Equity is how much of the home that you actually own. This is usually calculated by subtracting what you still owe on your loan balance from the market value of your home.

As a renter, your monthly payments go to your landlord, never to be seen again. However, as a homeowner, your mortgage payments are an investment in your home. This is a significant asset as it contributes to your personal net worth, whether you have a mansion or a mobile home.

Increasing your home equity also means possessing a financial safety net for any expenses that pop up in your future.

For example, the equity in your home can be used as a down payment for another home. You can do this by using your home equity for a home equity loan or home equity line of credit (HELOC), also known as a second mortgage).

A home equity loan is a loan that is secured by your home and is disbursed as a lump sum for the total amount of equity that you have. This means that your home can be taken by the mortgage lender if you default. On the other hand, a HELOC is more like a credit card that accesses the equity in your home.

Why buy a home?

The financial benefits of homeownership over renting are clear. But for first time home buyers in the middle of an affordable housing shortage, owning a home seems aspirational at best and impossible at worst.

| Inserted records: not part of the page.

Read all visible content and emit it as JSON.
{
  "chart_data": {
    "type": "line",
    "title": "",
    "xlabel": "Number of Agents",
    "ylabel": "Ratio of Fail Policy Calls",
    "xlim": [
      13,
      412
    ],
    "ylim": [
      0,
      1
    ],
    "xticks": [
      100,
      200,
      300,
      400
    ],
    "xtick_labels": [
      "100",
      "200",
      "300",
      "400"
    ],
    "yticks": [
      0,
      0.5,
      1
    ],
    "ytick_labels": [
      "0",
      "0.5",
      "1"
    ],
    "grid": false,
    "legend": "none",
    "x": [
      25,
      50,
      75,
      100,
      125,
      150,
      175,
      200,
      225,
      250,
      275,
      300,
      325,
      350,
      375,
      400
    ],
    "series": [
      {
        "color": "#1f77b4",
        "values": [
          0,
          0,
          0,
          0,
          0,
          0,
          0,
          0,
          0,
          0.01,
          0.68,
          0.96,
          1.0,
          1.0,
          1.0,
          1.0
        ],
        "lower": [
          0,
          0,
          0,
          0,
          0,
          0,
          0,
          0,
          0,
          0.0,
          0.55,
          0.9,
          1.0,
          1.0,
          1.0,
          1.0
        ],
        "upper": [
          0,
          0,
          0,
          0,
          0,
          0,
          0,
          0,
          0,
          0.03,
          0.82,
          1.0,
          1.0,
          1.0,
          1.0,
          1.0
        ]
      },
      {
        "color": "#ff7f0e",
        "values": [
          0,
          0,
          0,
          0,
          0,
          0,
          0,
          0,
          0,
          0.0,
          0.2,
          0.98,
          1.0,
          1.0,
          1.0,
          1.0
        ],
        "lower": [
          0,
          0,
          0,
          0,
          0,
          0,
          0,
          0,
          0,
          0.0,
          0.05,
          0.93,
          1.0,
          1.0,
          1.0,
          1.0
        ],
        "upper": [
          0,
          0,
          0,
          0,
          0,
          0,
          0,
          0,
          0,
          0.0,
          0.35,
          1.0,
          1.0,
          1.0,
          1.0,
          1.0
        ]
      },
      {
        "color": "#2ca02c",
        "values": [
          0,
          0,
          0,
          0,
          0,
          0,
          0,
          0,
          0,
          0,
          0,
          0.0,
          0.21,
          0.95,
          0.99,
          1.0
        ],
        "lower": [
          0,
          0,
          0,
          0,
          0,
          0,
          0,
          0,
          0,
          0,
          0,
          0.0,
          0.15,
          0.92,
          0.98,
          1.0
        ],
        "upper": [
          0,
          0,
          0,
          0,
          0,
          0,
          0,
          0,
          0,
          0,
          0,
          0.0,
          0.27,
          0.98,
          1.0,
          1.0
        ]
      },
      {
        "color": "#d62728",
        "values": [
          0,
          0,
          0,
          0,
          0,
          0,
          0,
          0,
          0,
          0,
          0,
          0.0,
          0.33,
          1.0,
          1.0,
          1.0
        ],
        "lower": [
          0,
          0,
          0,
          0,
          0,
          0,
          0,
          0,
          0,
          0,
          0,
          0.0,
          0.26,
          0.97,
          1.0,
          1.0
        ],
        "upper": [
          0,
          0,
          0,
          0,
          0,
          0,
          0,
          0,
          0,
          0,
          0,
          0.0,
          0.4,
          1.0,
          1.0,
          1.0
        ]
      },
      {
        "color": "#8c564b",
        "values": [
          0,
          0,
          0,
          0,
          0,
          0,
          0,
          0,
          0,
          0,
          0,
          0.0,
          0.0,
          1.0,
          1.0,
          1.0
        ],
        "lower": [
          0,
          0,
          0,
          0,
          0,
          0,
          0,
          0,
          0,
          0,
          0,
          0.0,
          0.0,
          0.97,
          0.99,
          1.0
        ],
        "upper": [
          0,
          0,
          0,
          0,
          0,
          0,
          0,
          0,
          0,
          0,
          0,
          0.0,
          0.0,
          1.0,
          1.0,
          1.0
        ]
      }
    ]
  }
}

If you are looking to avoid the fees that come with private mortgage insurance, you need a down payment that is 20% of the home's cost.

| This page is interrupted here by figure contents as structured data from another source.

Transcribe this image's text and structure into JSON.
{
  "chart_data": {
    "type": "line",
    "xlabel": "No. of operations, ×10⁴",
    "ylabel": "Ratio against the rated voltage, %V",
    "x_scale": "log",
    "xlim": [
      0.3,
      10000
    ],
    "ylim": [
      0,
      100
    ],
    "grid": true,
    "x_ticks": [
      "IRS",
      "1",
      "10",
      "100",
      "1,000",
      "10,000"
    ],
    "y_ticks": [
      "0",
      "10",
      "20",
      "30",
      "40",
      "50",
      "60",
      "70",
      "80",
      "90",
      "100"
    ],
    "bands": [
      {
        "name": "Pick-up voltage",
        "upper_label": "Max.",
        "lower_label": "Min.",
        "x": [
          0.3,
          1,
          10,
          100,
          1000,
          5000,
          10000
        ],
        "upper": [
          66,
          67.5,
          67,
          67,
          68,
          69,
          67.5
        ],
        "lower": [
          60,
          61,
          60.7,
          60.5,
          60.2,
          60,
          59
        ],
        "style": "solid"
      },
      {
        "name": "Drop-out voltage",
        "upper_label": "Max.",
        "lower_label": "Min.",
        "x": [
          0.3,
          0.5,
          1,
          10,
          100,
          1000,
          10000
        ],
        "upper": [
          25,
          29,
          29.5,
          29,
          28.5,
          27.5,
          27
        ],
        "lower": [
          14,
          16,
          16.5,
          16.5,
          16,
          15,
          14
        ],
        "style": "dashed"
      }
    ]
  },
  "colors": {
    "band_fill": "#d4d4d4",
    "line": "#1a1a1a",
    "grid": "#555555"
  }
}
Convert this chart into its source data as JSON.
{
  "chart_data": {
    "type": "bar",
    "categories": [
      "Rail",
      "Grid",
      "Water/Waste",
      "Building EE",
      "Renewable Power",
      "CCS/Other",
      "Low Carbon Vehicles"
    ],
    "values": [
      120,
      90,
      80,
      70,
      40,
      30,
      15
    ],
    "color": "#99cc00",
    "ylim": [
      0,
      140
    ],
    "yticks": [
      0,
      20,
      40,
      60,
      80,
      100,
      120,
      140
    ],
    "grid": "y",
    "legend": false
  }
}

Fortunately, with the Unison HomeBuyer program, you only need to save up 10% of the down payment—and in some cases, as little as 5%. Unison will pitch in the remaining 10-15% to help you avoid PMI and get a better mortgage rate.

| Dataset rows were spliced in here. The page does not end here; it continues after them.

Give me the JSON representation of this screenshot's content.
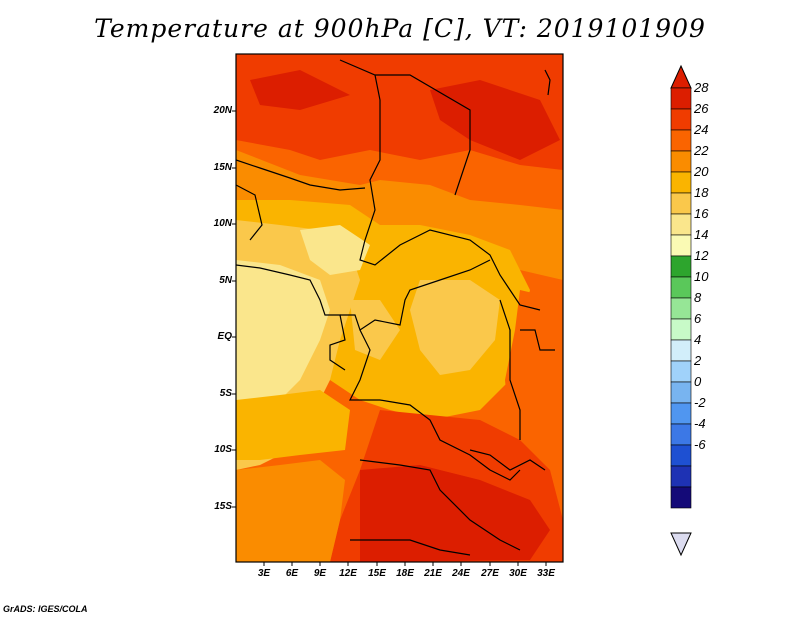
{
  "title": "Temperature at 900hPa [C], VT: 2019101909",
  "credit": "GrADS: IGES/COLA",
  "map": {
    "lat_labels": [
      "20N",
      "15N",
      "10N",
      "5N",
      "EQ",
      "5S",
      "10S",
      "15S"
    ],
    "lon_labels": [
      "3E",
      "6E",
      "9E",
      "12E",
      "15E",
      "18E",
      "21E",
      "24E",
      "27E",
      "30E",
      "33E"
    ]
  },
  "colorbar": {
    "labels": [
      "28",
      "26",
      "24",
      "22",
      "20",
      "18",
      "16",
      "14",
      "12",
      "10",
      "8",
      "6",
      "4",
      "2",
      "0",
      "-2",
      "-4",
      "-6"
    ],
    "colors": [
      "#dc1e00",
      "#f03c00",
      "#fa6400",
      "#fa8c00",
      "#fab400",
      "#fac84b",
      "#fae68c",
      "#fafab4",
      "#2da52d",
      "#5ac85a",
      "#96e696",
      "#c8fac8",
      "#d2eefa",
      "#a0d2fa",
      "#78b4f0",
      "#5096f0",
      "#3c78e6",
      "#1e50d2",
      "#1e32b4",
      "#140a78"
    ],
    "top_arrow_color": "#dc1e00",
    "bottom_arrow_color": "#dcdcf0"
  }
}
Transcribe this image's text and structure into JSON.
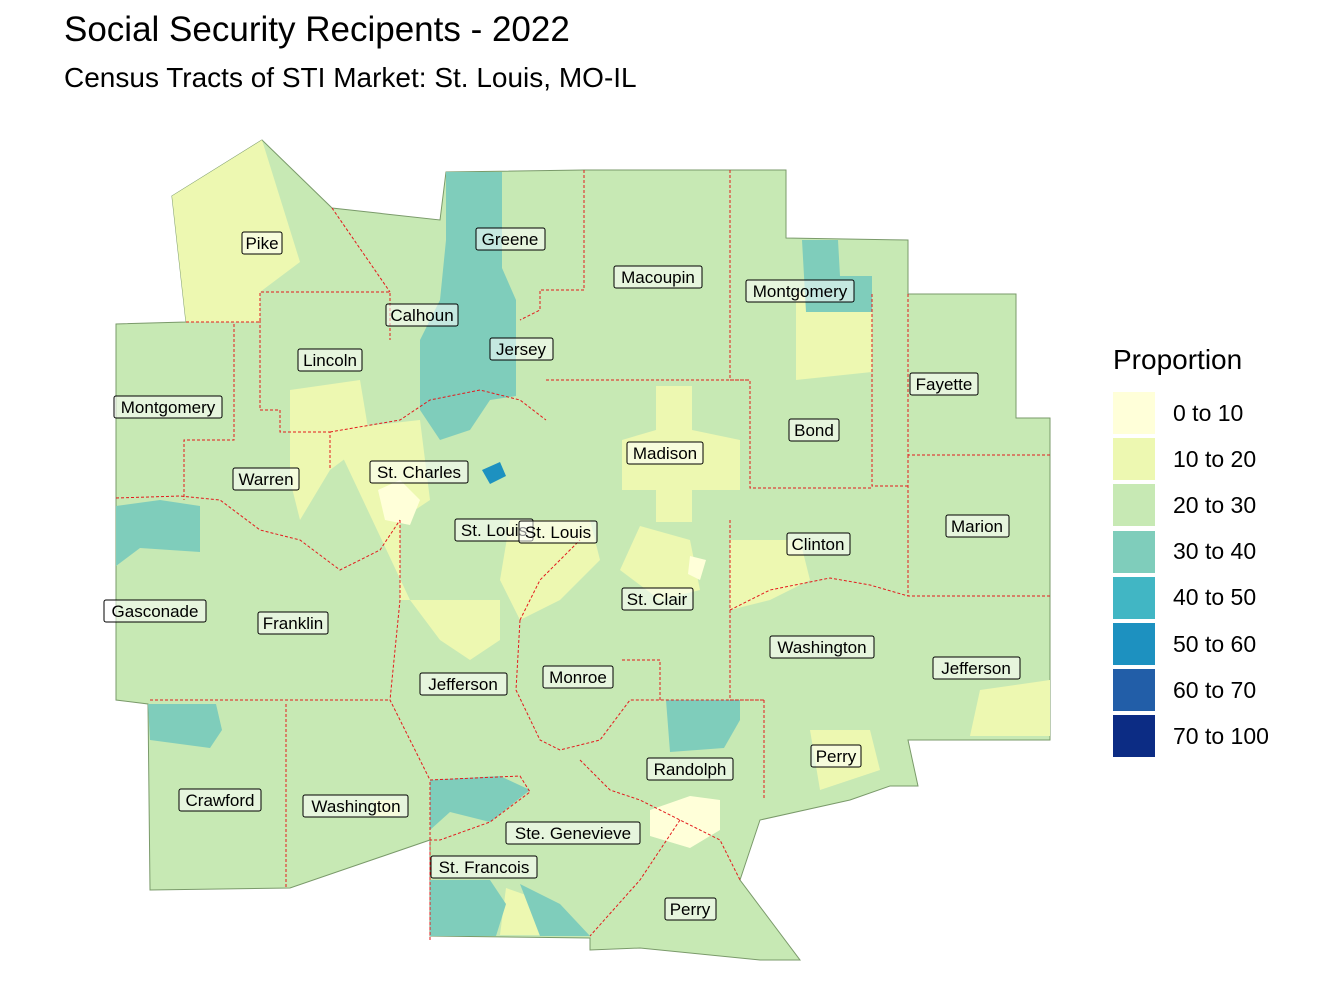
{
  "title": "Social Security Recipents - 2022",
  "subtitle": "Census Tracts of STI Market: St. Louis, MO-IL",
  "legend": {
    "title": "Proportion",
    "items": [
      {
        "label": "0 to 10",
        "color": "#ffffd9"
      },
      {
        "label": "10 to 20",
        "color": "#edf8b1"
      },
      {
        "label": "20 to 30",
        "color": "#c7e9b4"
      },
      {
        "label": "30 to 40",
        "color": "#7fcdbb"
      },
      {
        "label": "40 to 50",
        "color": "#41b6c4"
      },
      {
        "label": "50 to 60",
        "color": "#1d91c0"
      },
      {
        "label": "60 to 70",
        "color": "#225ea8"
      },
      {
        "label": "70 to 100",
        "color": "#0c2c84"
      }
    ]
  },
  "border_color": "#e31a1c",
  "counties": [
    {
      "name": "Pike"
    },
    {
      "name": "Greene"
    },
    {
      "name": "Macoupin"
    },
    {
      "name": "Montgomery"
    },
    {
      "name": "Calhoun"
    },
    {
      "name": "Lincoln"
    },
    {
      "name": "Jersey"
    },
    {
      "name": "Fayette"
    },
    {
      "name": "Montgomery"
    },
    {
      "name": "Bond"
    },
    {
      "name": "St. Charles"
    },
    {
      "name": "Madison"
    },
    {
      "name": "Warren"
    },
    {
      "name": "Marion"
    },
    {
      "name": "St. Louis"
    },
    {
      "name": "St. Louis"
    },
    {
      "name": "Clinton"
    },
    {
      "name": "St. Clair"
    },
    {
      "name": "Gasconade"
    },
    {
      "name": "Franklin"
    },
    {
      "name": "Washington"
    },
    {
      "name": "Jefferson"
    },
    {
      "name": "Jefferson"
    },
    {
      "name": "Monroe"
    },
    {
      "name": "Perry"
    },
    {
      "name": "Randolph"
    },
    {
      "name": "Crawford"
    },
    {
      "name": "Washington"
    },
    {
      "name": "Ste. Genevieve"
    },
    {
      "name": "St. Francois"
    },
    {
      "name": "Perry"
    }
  ]
}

With Unison, there are no monthly payments, and Unison is paid from a portion of your home's appreciated value when you sell in the future, up to 30 years later.

How can I build home equity?

There are two ways to increase your home equity:
  • Increase the property value of your home.
  • Decrease the amount owed on your loan.

How do I increase my property value?

1. Make home improvements.

Upgrading your kitchen counters may feel like a splurge when you're trying to pay off your mortgage, but improvement projects can increase your home's value.

It is just as important to invest in the regular maintenance of your home as it is to remodel or make improvements. A beautiful new kitchen isn't going to do much for your equity if the roof is leaking. Routine repairs aren't very fun, but they are crucial to building equity.

Regular lawn care is also important, especially if you plan on selling your home. Potential buyers are interested in your home's good bones, but curb appeal can seal the deal.

Overall, keeping your home up to date with maintenance and upgrades increases your home's market value, which makes it easier to sell.

2. Get involved in your neighborhood.

Taking an interest in your community is a great way to boost your home's value in the long term. Home buyers are looking for a place to call home, and that includes the community where their real estate is located.

Whether your involvement takes the form of being neighborly or getting involved in your local government, building a coveted community is a great way to boost property values in your neighborhood and create equity in your home.

How do I decrease my debt?

1. Choose a 15-year mortgage over a 30-year mortgage.

Monthly mortgage payments may be higher with a 15-year-mortgage, but the trade-off is a lower interest rate. This means that you will pay less for more equity in the long run. The shorter term also means that you will build equity more quickly. If you already have a 30-year loan, don't sweat!

Refinancing is an option that can be arranged by your mortgage lender.

2. Make extra payments.

If you know that you have a bonus coming in December or always get a crisp $50 from your grandma on your birthday, put it towards your mortgage. Every bit of extra money counts when it comes to paying down your home loan.

If you're living alone with space to spare, renting out a bedroom is a great way to get some extra money to contribute towards your monthly mortgage payment. Being a landlord is not quite as straightforward if you don't plan on living in the home that you own. Lenders generally ask whether your home is being used as a primary residence because the loan is less likely to go into default.

The representations that you make to your lender can affect your interest rate, and can make you liable for fees or penalties if you aren't truthful on the mortgage application.

Occupancy is something mortgage lenders will confirm in person or over the phone, so honesty is always the best option. Your credit score will thank you later.

All in all, increasing your equity and decreasing your debt can be a mostly passive activity. Both will likely happen if you simply keep up with your mortgage payments. But if you take an active approach, you can more quickly maximize your equity and eliminate debt, putting you in a better overall financial position.